Spanische Abgeordnete erwägen Steuer auf Banken und Energieunternehmen
Am Dienstag werden die spanischen Abgeordneten über einen Gesetzentwurf für eine befristete Steuer auf die Gewinne von Banken und Energieunternehmen beraten, die in den Jahren 2022 und 2023 rund 7 Milliarden Euro einbringen könnte.
Am Dienstag werden die spanischen Abgeordneten über einen Gesetzentwurf für eine befristete Steuer auf die Gewinne von Banken und Energieunternehmen beraten, die in den Jahren 2022 und 2023 rund 7 Milliarden Euro einbringen könnte.

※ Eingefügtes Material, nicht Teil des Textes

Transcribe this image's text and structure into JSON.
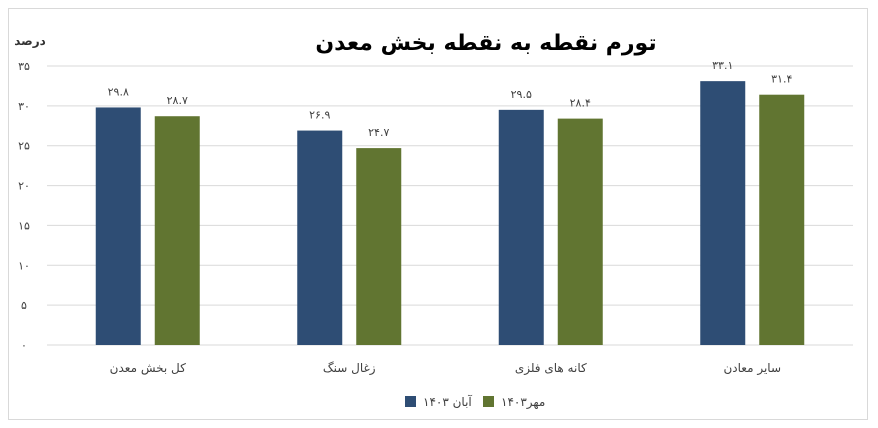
{
  "chart_data": {
    "type": "bar",
    "title": "تورم نقطه به نقطه بخش معدن",
    "ylabel": "درصد",
    "ylim": [
      0,
      35
    ],
    "yticks": [
      0,
      5,
      10,
      15,
      20,
      25,
      30,
      35
    ],
    "ytick_labels": [
      "۰",
      "۵",
      "۱۰",
      "۱۵",
      "۲۰",
      "۲۵",
      "۳۰",
      "۳۵"
    ],
    "categories": [
      "کل بخش معدن",
      "زغال سنگ",
      "کانه های فلزی",
      "سایر معادن"
    ],
    "series": [
      {
        "name": "آبان ۱۴۰۳",
        "color": "#2e4d74",
        "values": [
          29.8,
          26.9,
          29.5,
          33.1
        ],
        "labels": [
          "۲۹.۸",
          "۲۶.۹",
          "۲۹.۵",
          "۳۳.۱"
        ]
      },
      {
        "name": "مهر۱۴۰۳",
        "color": "#617531",
        "values": [
          28.7,
          24.7,
          28.4,
          31.4
        ],
        "labels": [
          "۲۸.۷",
          "۲۴.۷",
          "۲۸.۴",
          "۳۱.۴"
        ]
      }
    ],
    "grid": true,
    "legend": "bottom"
  }
}
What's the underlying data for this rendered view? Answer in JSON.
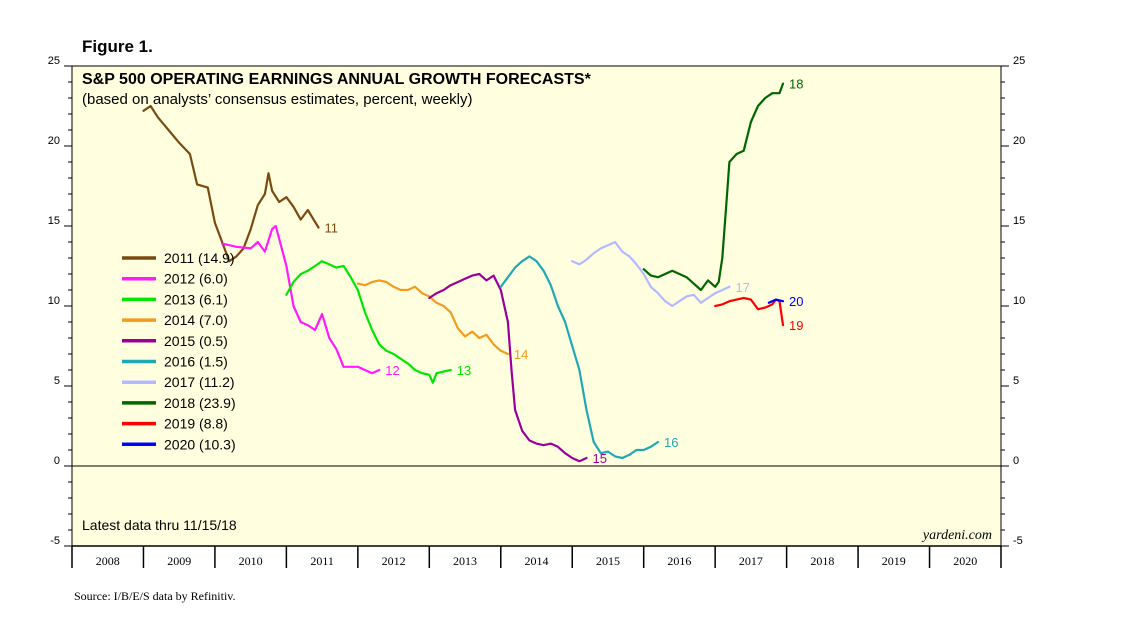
{
  "figure_label": "Figure 1.",
  "source": "Source: I/B/E/S data by Refinitiv.",
  "chart_data": {
    "type": "line",
    "title": "S&P 500 OPERATING EARNINGS ANNUAL GROWTH FORECASTS*",
    "subtitle": "(based on analysts’ consensus estimates, percent, weekly)",
    "note": "Latest data thru 11/15/18",
    "brand": "yardeni.com",
    "xlim": [
      2008,
      2021
    ],
    "ylim": [
      -5,
      25
    ],
    "y_major_ticks": [
      -5,
      0,
      5,
      10,
      15,
      20,
      25
    ],
    "x_categories": [
      "2008",
      "2009",
      "2010",
      "2011",
      "2012",
      "2013",
      "2014",
      "2015",
      "2016",
      "2017",
      "2018",
      "2019",
      "2020"
    ],
    "zero_line": true,
    "grid": false,
    "background": "#ffffe0",
    "legend_position": "left-center",
    "series": [
      {
        "name": "2011 (14.9)",
        "end_label": "11",
        "color": "#7b4a10",
        "points": [
          [
            2009.0,
            22.2
          ],
          [
            2009.1,
            22.5
          ],
          [
            2009.2,
            21.8
          ],
          [
            2009.35,
            21.0
          ],
          [
            2009.5,
            20.2
          ],
          [
            2009.65,
            19.5
          ],
          [
            2009.75,
            17.6
          ],
          [
            2009.9,
            17.4
          ],
          [
            2010.0,
            15.2
          ],
          [
            2010.1,
            14.0
          ],
          [
            2010.2,
            12.8
          ],
          [
            2010.3,
            13.1
          ],
          [
            2010.4,
            13.6
          ],
          [
            2010.5,
            14.8
          ],
          [
            2010.6,
            16.3
          ],
          [
            2010.7,
            17.0
          ],
          [
            2010.75,
            18.3
          ],
          [
            2010.8,
            17.2
          ],
          [
            2010.9,
            16.5
          ],
          [
            2011.0,
            16.8
          ],
          [
            2011.1,
            16.2
          ],
          [
            2011.2,
            15.4
          ],
          [
            2011.3,
            16.0
          ],
          [
            2011.45,
            14.9
          ]
        ]
      },
      {
        "name": "2012 (6.0)",
        "end_label": "12",
        "color": "#ff1aff",
        "points": [
          [
            2010.1,
            13.9
          ],
          [
            2010.3,
            13.7
          ],
          [
            2010.5,
            13.6
          ],
          [
            2010.6,
            14.0
          ],
          [
            2010.7,
            13.4
          ],
          [
            2010.8,
            14.8
          ],
          [
            2010.85,
            15.0
          ],
          [
            2010.9,
            14.2
          ],
          [
            2011.0,
            12.5
          ],
          [
            2011.1,
            10.0
          ],
          [
            2011.2,
            9.0
          ],
          [
            2011.3,
            8.8
          ],
          [
            2011.4,
            8.5
          ],
          [
            2011.5,
            9.5
          ],
          [
            2011.6,
            8.0
          ],
          [
            2011.7,
            7.3
          ],
          [
            2011.8,
            6.2
          ],
          [
            2012.0,
            6.2
          ],
          [
            2012.1,
            6.0
          ],
          [
            2012.2,
            5.8
          ],
          [
            2012.3,
            6.0
          ]
        ]
      },
      {
        "name": "2013 (6.1)",
        "end_label": "13",
        "color": "#00e600",
        "points": [
          [
            2011.0,
            10.7
          ],
          [
            2011.1,
            11.5
          ],
          [
            2011.2,
            12.0
          ],
          [
            2011.3,
            12.2
          ],
          [
            2011.4,
            12.5
          ],
          [
            2011.5,
            12.8
          ],
          [
            2011.6,
            12.6
          ],
          [
            2011.7,
            12.4
          ],
          [
            2011.8,
            12.5
          ],
          [
            2011.9,
            11.8
          ],
          [
            2012.0,
            11.0
          ],
          [
            2012.1,
            9.6
          ],
          [
            2012.2,
            8.5
          ],
          [
            2012.3,
            7.6
          ],
          [
            2012.4,
            7.2
          ],
          [
            2012.5,
            7.0
          ],
          [
            2012.6,
            6.7
          ],
          [
            2012.7,
            6.4
          ],
          [
            2012.8,
            6.0
          ],
          [
            2012.9,
            5.8
          ],
          [
            2013.0,
            5.7
          ],
          [
            2013.05,
            5.2
          ],
          [
            2013.1,
            5.8
          ],
          [
            2013.2,
            5.9
          ],
          [
            2013.3,
            6.0
          ]
        ]
      },
      {
        "name": "2014 (7.0)",
        "end_label": "14",
        "color": "#f29b1f",
        "points": [
          [
            2012.0,
            11.4
          ],
          [
            2012.1,
            11.3
          ],
          [
            2012.2,
            11.5
          ],
          [
            2012.3,
            11.6
          ],
          [
            2012.4,
            11.5
          ],
          [
            2012.5,
            11.2
          ],
          [
            2012.6,
            11.0
          ],
          [
            2012.7,
            11.0
          ],
          [
            2012.8,
            11.2
          ],
          [
            2012.9,
            10.8
          ],
          [
            2013.0,
            10.6
          ],
          [
            2013.1,
            10.2
          ],
          [
            2013.2,
            10.0
          ],
          [
            2013.3,
            9.6
          ],
          [
            2013.4,
            8.6
          ],
          [
            2013.5,
            8.1
          ],
          [
            2013.6,
            8.4
          ],
          [
            2013.7,
            8.0
          ],
          [
            2013.8,
            8.2
          ],
          [
            2013.9,
            7.6
          ],
          [
            2014.0,
            7.2
          ],
          [
            2014.1,
            7.0
          ]
        ]
      },
      {
        "name": "2015 (0.5)",
        "end_label": "15",
        "color": "#990099",
        "points": [
          [
            2013.0,
            10.5
          ],
          [
            2013.1,
            10.8
          ],
          [
            2013.2,
            11.0
          ],
          [
            2013.3,
            11.3
          ],
          [
            2013.4,
            11.5
          ],
          [
            2013.5,
            11.7
          ],
          [
            2013.6,
            11.9
          ],
          [
            2013.7,
            12.0
          ],
          [
            2013.8,
            11.6
          ],
          [
            2013.9,
            11.9
          ],
          [
            2014.0,
            11.0
          ],
          [
            2014.1,
            9.0
          ],
          [
            2014.15,
            6.0
          ],
          [
            2014.2,
            3.5
          ],
          [
            2014.3,
            2.2
          ],
          [
            2014.4,
            1.6
          ],
          [
            2014.5,
            1.4
          ],
          [
            2014.6,
            1.3
          ],
          [
            2014.7,
            1.4
          ],
          [
            2014.8,
            1.2
          ],
          [
            2014.9,
            0.8
          ],
          [
            2015.0,
            0.5
          ],
          [
            2015.1,
            0.3
          ],
          [
            2015.2,
            0.5
          ]
        ]
      },
      {
        "name": "2016 (1.5)",
        "end_label": "16",
        "color": "#1fa8b4",
        "points": [
          [
            2014.0,
            11.2
          ],
          [
            2014.1,
            11.8
          ],
          [
            2014.2,
            12.4
          ],
          [
            2014.3,
            12.8
          ],
          [
            2014.4,
            13.1
          ],
          [
            2014.5,
            12.8
          ],
          [
            2014.6,
            12.2
          ],
          [
            2014.7,
            11.3
          ],
          [
            2014.8,
            10.0
          ],
          [
            2014.9,
            9.0
          ],
          [
            2015.0,
            7.5
          ],
          [
            2015.1,
            6.0
          ],
          [
            2015.2,
            3.5
          ],
          [
            2015.3,
            1.5
          ],
          [
            2015.4,
            0.8
          ],
          [
            2015.5,
            0.9
          ],
          [
            2015.6,
            0.6
          ],
          [
            2015.7,
            0.5
          ],
          [
            2015.8,
            0.7
          ],
          [
            2015.9,
            1.0
          ],
          [
            2016.0,
            1.0
          ],
          [
            2016.1,
            1.2
          ],
          [
            2016.2,
            1.5
          ]
        ]
      },
      {
        "name": "2017 (11.2)",
        "end_label": "17",
        "color": "#b4b8ff",
        "points": [
          [
            2015.0,
            12.8
          ],
          [
            2015.1,
            12.6
          ],
          [
            2015.2,
            12.9
          ],
          [
            2015.3,
            13.3
          ],
          [
            2015.4,
            13.6
          ],
          [
            2015.5,
            13.8
          ],
          [
            2015.6,
            14.0
          ],
          [
            2015.7,
            13.4
          ],
          [
            2015.8,
            13.1
          ],
          [
            2015.9,
            12.6
          ],
          [
            2016.0,
            12.0
          ],
          [
            2016.1,
            11.2
          ],
          [
            2016.2,
            10.8
          ],
          [
            2016.3,
            10.3
          ],
          [
            2016.4,
            10.0
          ],
          [
            2016.5,
            10.3
          ],
          [
            2016.6,
            10.6
          ],
          [
            2016.7,
            10.7
          ],
          [
            2016.8,
            10.2
          ],
          [
            2016.9,
            10.5
          ],
          [
            2017.0,
            10.8
          ],
          [
            2017.1,
            11.0
          ],
          [
            2017.2,
            11.2
          ]
        ]
      },
      {
        "name": "2018 (23.9)",
        "end_label": "18",
        "color": "#006600",
        "points": [
          [
            2016.0,
            12.3
          ],
          [
            2016.1,
            11.9
          ],
          [
            2016.2,
            11.8
          ],
          [
            2016.3,
            12.0
          ],
          [
            2016.4,
            12.2
          ],
          [
            2016.5,
            12.0
          ],
          [
            2016.6,
            11.8
          ],
          [
            2016.7,
            11.4
          ],
          [
            2016.8,
            11.0
          ],
          [
            2016.9,
            11.6
          ],
          [
            2017.0,
            11.2
          ],
          [
            2017.05,
            11.5
          ],
          [
            2017.1,
            13.0
          ],
          [
            2017.15,
            16.0
          ],
          [
            2017.2,
            19.0
          ],
          [
            2017.3,
            19.5
          ],
          [
            2017.4,
            19.7
          ],
          [
            2017.5,
            21.5
          ],
          [
            2017.6,
            22.5
          ],
          [
            2017.7,
            23.0
          ],
          [
            2017.8,
            23.3
          ],
          [
            2017.9,
            23.3
          ],
          [
            2017.95,
            23.9
          ]
        ]
      },
      {
        "name": "2019 (8.8)",
        "end_label": "19",
        "color": "#ff0000",
        "points": [
          [
            2017.0,
            10.0
          ],
          [
            2017.1,
            10.1
          ],
          [
            2017.2,
            10.3
          ],
          [
            2017.3,
            10.4
          ],
          [
            2017.4,
            10.5
          ],
          [
            2017.5,
            10.4
          ],
          [
            2017.6,
            9.8
          ],
          [
            2017.7,
            9.9
          ],
          [
            2017.8,
            10.1
          ],
          [
            2017.85,
            10.4
          ],
          [
            2017.9,
            10.3
          ],
          [
            2017.95,
            8.8
          ]
        ]
      },
      {
        "name": "2020 (10.3)",
        "end_label": "20",
        "color": "#0000ff",
        "points": [
          [
            2017.75,
            10.2
          ],
          [
            2017.85,
            10.4
          ],
          [
            2017.95,
            10.3
          ]
        ]
      }
    ]
  }
}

Die Koalition aus der sozialistischen PSOE von Premierminister Pedro Sánchez und Unidas Podemos hatte sich zuvor auf eine Steuer von 1,2 Prozent auf die Gewinne großer Energieunternehmen und 4,8 Prozent auf Provisionen und Nettozinsen spanischer Banken geeinigt, berichtete EURACTIVs Partner EFE.
Die konservative Partido Popular (PP) und die rechtsextreme VOX, die beiden größten Oppositionskräfte im Parlament, stimmten dagegen.
Als Alternative schlug der Generalsekretär der Konservativen, Alberto Núñez Feijóo, vor, die Einkommenssteuer zu senken, da dies ein besserer Weg sei, um die steigende Inflation einzudämmen, die im August bei 10,4 Prozent lag.
Ende Juli hatte Sánchez gesagt, dass große Energieunternehmen und Banken „dem Land helfen können und müssen“, die Krise zu überwinden, so wie Spanien den Banken 2008 aus der Finanzkrise geholfen habe.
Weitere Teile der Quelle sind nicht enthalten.